The 4th Annual HSBC Mumbai Bird Race was held yesterday. Missed last years event due to some unforeseen last minute changes, so was determined to take part this year. For the uninitiated, the bird race is a dawn to dusk competition for birding enthusiasts. It is a team event , with the challenge being to identify (by sight or sound) the maximum number of bird species found in the demarcated Mumbai zone.

My team was called Jungle Owlets. We had decided to start at Powai Garden and work our way through to IIT, Powai for the morning. Then we decided to head off to Palm beach road and head back via Airoli to Powai to end our Journey. As some of the other team members had prior commitments, we decided to wrap up our day after that in the afternoon.

We started about 15 minutes late in the morning (I’m largely to blame for that, kind of overslept way past my alarm). Powai garden is surprisingly a nice place for birding. In a short while we spotted some Glossy Ibis, Purple Herons, Common Kingfishers, a golden oriole and a host of other species.

IIT Powai was also a nice place. We added cormorants, babblers, purple moor hens, spot billed ducks, white breasted water hens, Drongos (Ashy and Black), grey headed starlings, bee eaters etc. Our tally had reached a tidy 50 species by the time we left IIT. Besides spotting birds, we were also saw a group of boisterous Langurs jumping from tree top to tree top.

Palm beach road in Vashi is a haven for bird watchers. One can spot several species here all throughout the year. However we couldn’t really make any significant additions to our tally here. Though in spite of this we did see some spectacular birds. Chief among them was an Indian Roller who very graciously came and sat very close to where we were (to our delight). We also spotted a raptor in the sky, which Sunjoy Monga later confirmed to be an Osprey. Other birds we spotted here included a common stonechat and common hoopoe.

On our way back we stopped at the Airoli mud flats and Airoli bridge. We could see the token waders (godwits, sandpipers and stints) and the flamingos.
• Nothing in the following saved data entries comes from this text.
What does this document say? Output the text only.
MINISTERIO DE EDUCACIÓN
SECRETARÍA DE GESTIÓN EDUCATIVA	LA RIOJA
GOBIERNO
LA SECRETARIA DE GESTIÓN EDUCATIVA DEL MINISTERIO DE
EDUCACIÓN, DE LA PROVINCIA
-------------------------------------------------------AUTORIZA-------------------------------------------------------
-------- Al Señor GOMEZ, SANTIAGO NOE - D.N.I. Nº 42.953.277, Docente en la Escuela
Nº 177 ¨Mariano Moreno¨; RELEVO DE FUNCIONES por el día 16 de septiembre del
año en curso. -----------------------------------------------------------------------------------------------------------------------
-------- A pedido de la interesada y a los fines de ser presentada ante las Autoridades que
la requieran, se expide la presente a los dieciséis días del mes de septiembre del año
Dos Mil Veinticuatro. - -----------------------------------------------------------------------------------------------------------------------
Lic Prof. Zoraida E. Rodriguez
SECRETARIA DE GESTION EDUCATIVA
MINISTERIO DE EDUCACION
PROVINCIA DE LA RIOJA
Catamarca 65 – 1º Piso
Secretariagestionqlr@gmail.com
On the way back we stopped at Powai lake again just to try our luck. Guess what ? We got lucky, spotted both the bronze winged and pheasant tailed jacanas as well as some lesser whistling ducks and a cotton pygmy goose. The icing on the cake for me however was the two large crocodiles that we spotted basking in the sun. Now I know that crocodiles in the lake aren’t just an urban legend.

Our final tally for the day: 69 species. And if you thought that is a big number , hang on. At the closing event at the Maharashtra Nature Park, the winners were announced… and the winning tally was a mind boggling 176 species. To put that in perspective, thats about 13% of India’s bird species spotted in a single day!

It was great event overall with the highs for me being spotting all four species of bulbuls found in Mumbai, both species of jacanas as well as the crocs.

To sum up, had a great time, hope to do this again next year.